I grabbed my five-iron hoping for better results. I did get more distance with the five-iron but again not as far as I could two years ago. I realized after being in hospital for five months – and losing over 30 pounds on my once 170-pound frame along with muscle mass – that I can’t hit the ball like I used to.
I would have to play the game different, and smarter now.
I could always hit my driver well. It was time to give it a go, I picked it up, yanked the head cover off and gingerly bent over and teed up a ball. I made good contact, the ball sailed in the air and rolled up to the target green in front of me.
I was chilled but happy – Happy to be doing something I love again and happy to be among my golf friends again.

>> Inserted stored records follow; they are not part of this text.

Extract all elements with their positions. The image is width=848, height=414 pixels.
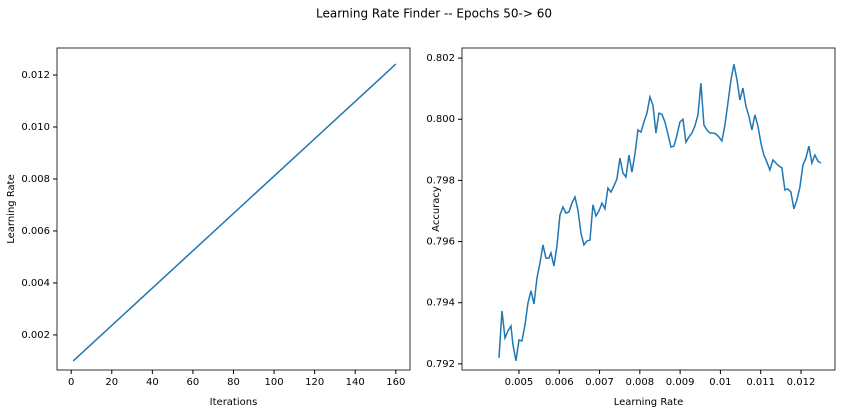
- y-tick-label: 0.802: [426, 53, 455, 64]
- x-tick-label: 0.01: [709, 377, 731, 388]
- x-tick-label: 0.006: [545, 377, 574, 388]
- axes-frame: [461, 47, 836, 371]
- figure-title: Learning Rate Finder -- Epochs 50-> 60: [316, 7, 552, 21]
- y-tick-label: 0.796: [426, 237, 455, 248]
- y-tick-label: 0.010: [21, 122, 50, 133]
- x-tick-label: 160: [386, 377, 405, 388]
- y-tick-label: 0.792: [426, 359, 455, 370]
- x-tick-label: 120: [305, 377, 324, 388]
- y-axis-label: Learning Rate: [6, 174, 17, 244]
- x-axis-label: Iterations: [210, 397, 258, 408]
- y-tick-label: 0.794: [426, 298, 455, 309]
- data-line: [498, 64, 822, 361]
- y-axis-label: Accuracy: [431, 186, 442, 232]
- y-tick-label: 0.008: [21, 174, 50, 185]
- x-tick-label: 40: [146, 377, 159, 388]
- x-tick-label: 20: [105, 377, 118, 388]
- y-tick-label: 0.798: [426, 175, 455, 186]
- x-tick-label: 0.009: [666, 377, 695, 388]
- x-tick-label: 60: [187, 377, 200, 388]
- x-tick-label: 80: [227, 377, 240, 388]
- x-tick-label: 0.005: [505, 377, 534, 388]
- y-tick-label: 0.002: [21, 330, 50, 341]
- data-line: [72, 63, 397, 362]
- x-tick-label: 140: [346, 377, 365, 388]
- y-tick-label: 0.800: [426, 114, 455, 125]
- x-axis-label: Learning Rate: [614, 397, 684, 408]
- y-tick-label: 0.012: [21, 70, 50, 81]
- x-tick-label: 0.008: [626, 377, 655, 388]
- x-tick-label: 0.012: [787, 377, 816, 388]
- x-tick-label: 100: [265, 377, 284, 388]
- y-tick-label: 0.006: [21, 226, 50, 237]
- y-tick-label: 0.004: [21, 278, 50, 289]
- x-tick-label: 0.011: [746, 377, 775, 388]
- axes-frame: [56, 47, 411, 371]
- x-tick-label: 0: [68, 377, 74, 388]
- x-tick-label: 0.007: [585, 377, 614, 388]
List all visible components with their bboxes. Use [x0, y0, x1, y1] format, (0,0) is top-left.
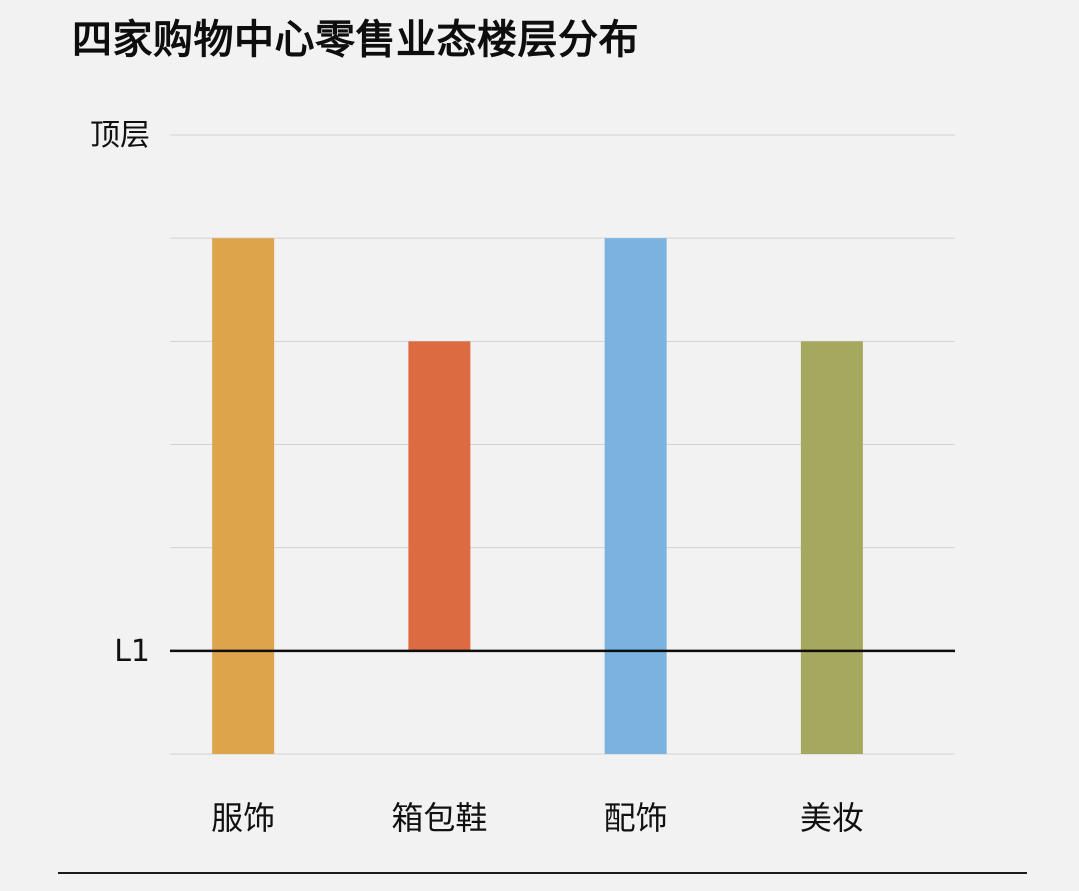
x-tick-label: 箱包鞋: [391, 799, 487, 837]
chart-title: 四家购物中心零售业态楼层分布: [72, 17, 639, 63]
bar-2: [408, 341, 471, 651]
bar-1: [212, 238, 275, 754]
y-tick-label: 顶层: [90, 118, 150, 153]
bar-3: [604, 238, 667, 754]
x-tick-label: 服饰: [211, 799, 275, 837]
y-axis-labels: 顶层 L1: [90, 118, 150, 669]
x-axis-labels: 服饰 箱包鞋 配饰 美妆: [211, 799, 864, 837]
bars: [212, 238, 863, 754]
y-tick-label: L1: [114, 634, 150, 669]
bar-4: [800, 341, 863, 754]
x-tick-label: 配饰: [604, 799, 668, 837]
x-tick-label: 美妆: [800, 799, 864, 837]
bottom-divider: [58, 872, 1027, 874]
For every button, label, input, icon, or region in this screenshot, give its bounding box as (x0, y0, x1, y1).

Tee time was upon us so we were off to the first hole. I greeted Bob the starter, who wrote down the cart number and offered me a scorecard. I politely told him I wouldn’t need one as my goal for the day was just to make contact with the ball.
We pulled our carts up to the white tees, and I waited as the other three in the group teed off. When it was my turn, I maneuvered the cart to the forward tee, and slowly made my way to the tee box, driver in hand.

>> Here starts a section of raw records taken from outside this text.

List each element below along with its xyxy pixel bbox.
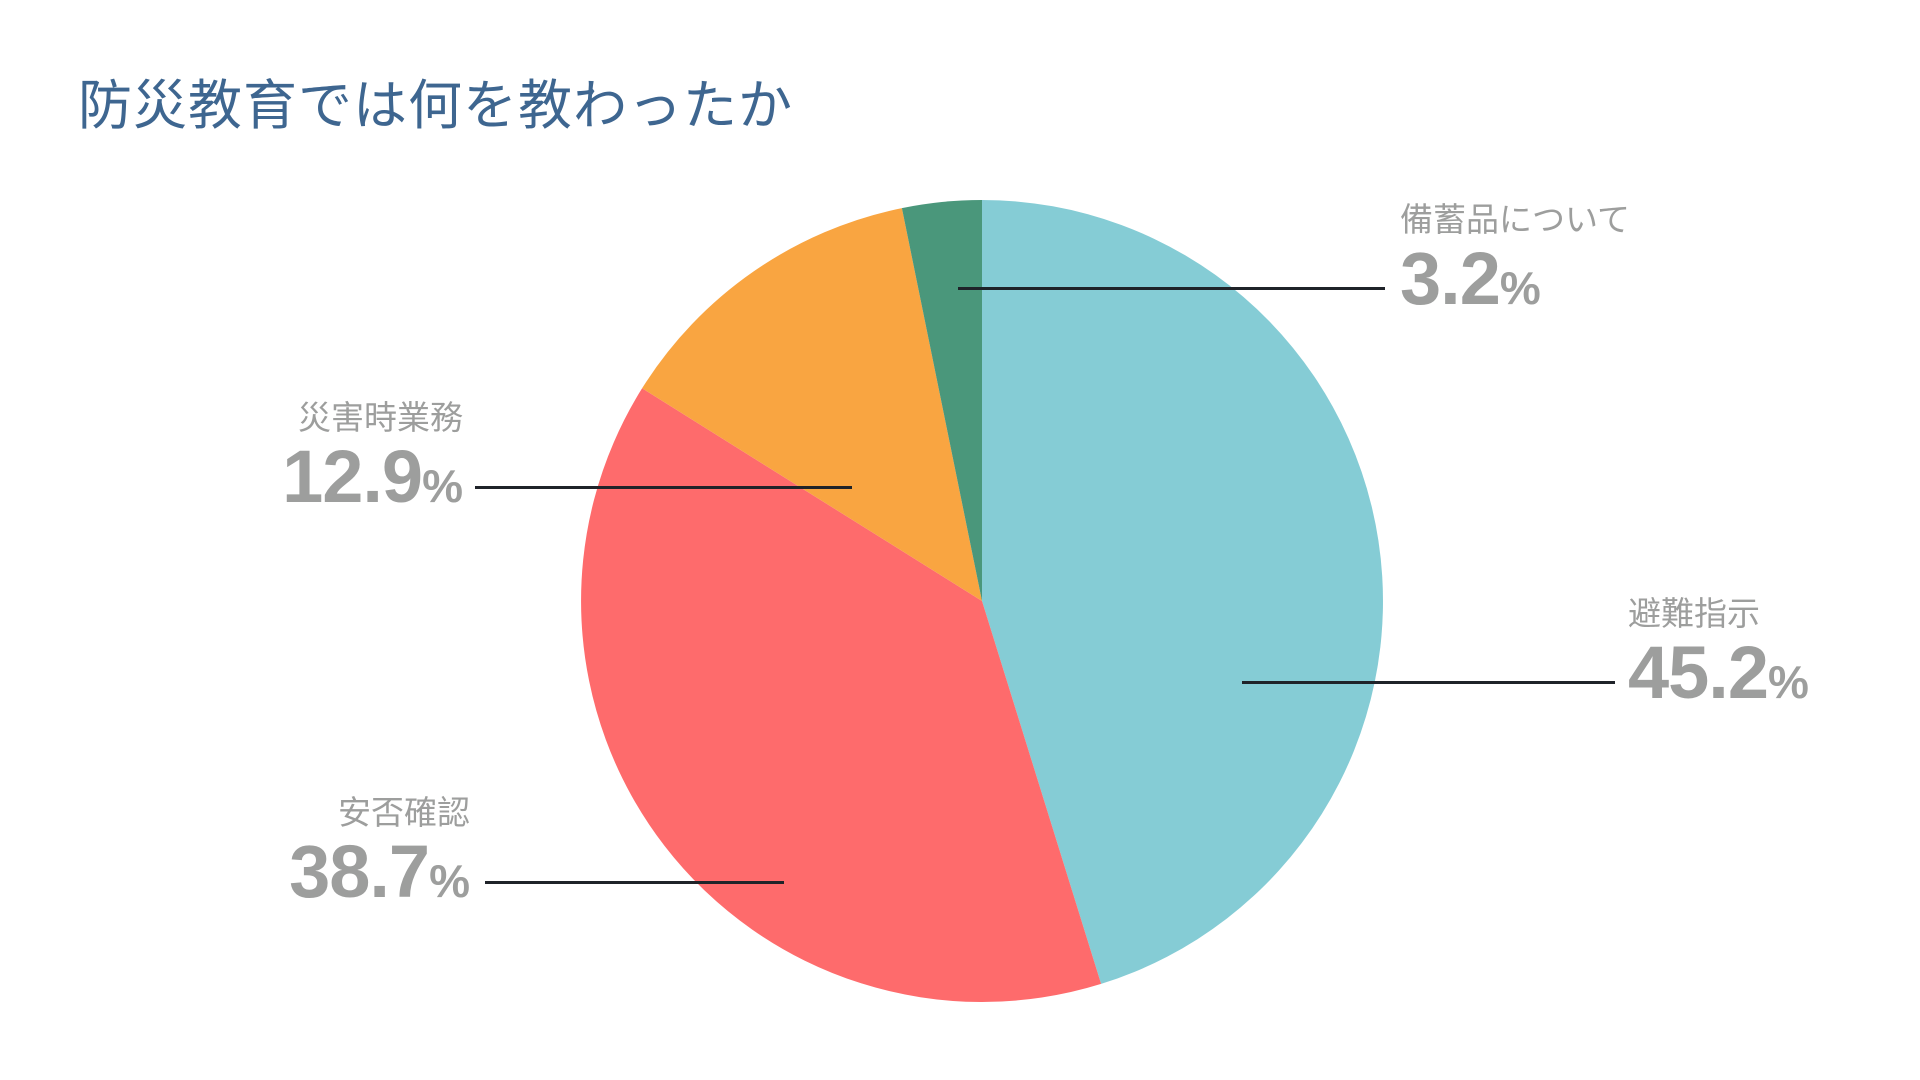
leader-line-safety-confirmation (485, 881, 784, 884)
slice-evacuation-instructions (982, 200, 1383, 984)
leader-line-evacuation (1242, 681, 1615, 684)
label-name: 備蓄品について (1400, 200, 1631, 239)
label-stockpile: 備蓄品について 3.2% (1400, 200, 1630, 327)
label-value: 38.7% (289, 830, 470, 913)
label-value: 12.9% (282, 435, 463, 518)
slice-stockpile (901, 200, 982, 601)
label-name: 災害時業務 (298, 398, 463, 437)
label-name: 避難指示 (1628, 594, 1760, 633)
label-name: 安否確認 (338, 793, 470, 832)
label-value: 45.2% (1628, 631, 1809, 714)
label-safety-confirmation: 安否確認 38.7% (289, 793, 470, 920)
slice-safety-confirmation (581, 388, 1102, 1002)
label-evacuation: 避難指示 45.2% (1628, 594, 1809, 721)
label-value: 3.2% (1400, 237, 1541, 320)
chart-title: 防災教育では何を教わったか (78, 74, 793, 137)
label-disaster-operations: 災害時業務 12.9% (282, 398, 463, 525)
leader-line-disaster-operations (475, 486, 852, 489)
slice-disaster-operations (642, 208, 982, 601)
leader-line-stockpile (958, 287, 1385, 290)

Once teed up, I stood back and took a bead down the fairway. Looking down at the ball. all the anxious thoughts of being there and the first tee jitters engulfed me.
I chased those from my mind. I could do this!
I took a deep breath, let it out and swung at the ball.
It arced through the air and landed on the right side of the fairway in the first cut of rough about 150 yards out – far from the spot I was hoping it would land near. My three golfing partners shouted some words of encouragement and we were on our way.
The first few holes I was just getting used to hitting the ball again, let alone hitting is straight. I adjusted my stance and began to hit them down the middle of the fairway.
Putting, I learned, would also require some fine tuning. My compromised vision caused everything to look flat. I couldn’t read the greens anymore. I relied on the other members in the group to tell me which way the putt was going to break and if I was putting up or down hill.
I finished the nine holes I set out to play with 17 and 18.
The day was a success, I made contact with the ball and got through nine holes of golf.
I was exhausted but happy that I was able to play.
Since that day in June I worked my way up to playing 18 holes and started playing twice a week in August. I crushed the goal I set out for myself! Golf is a mental and physical game and it has helped me in both those aspects of my recovery.
I am grateful to my father who introduced me to the game at an early age. It took a lot of courage, and I’ve had struggles and triumph’s but through it all I have gotten stronger in my walking ability and my game improves a little bit each time I get out.
Thanks Tom, Pete, Trent, Tim and the rest of the gang for helping me out on the course when I needed it. Especially getting out of the bunkers! I am a survivor and it is estimated that 55,000 Canadians are surviving with a brain tumour. Every day in Canada twenty-seven people are diagnosed with a brain tumour and there are over 120 different types of brain tumours.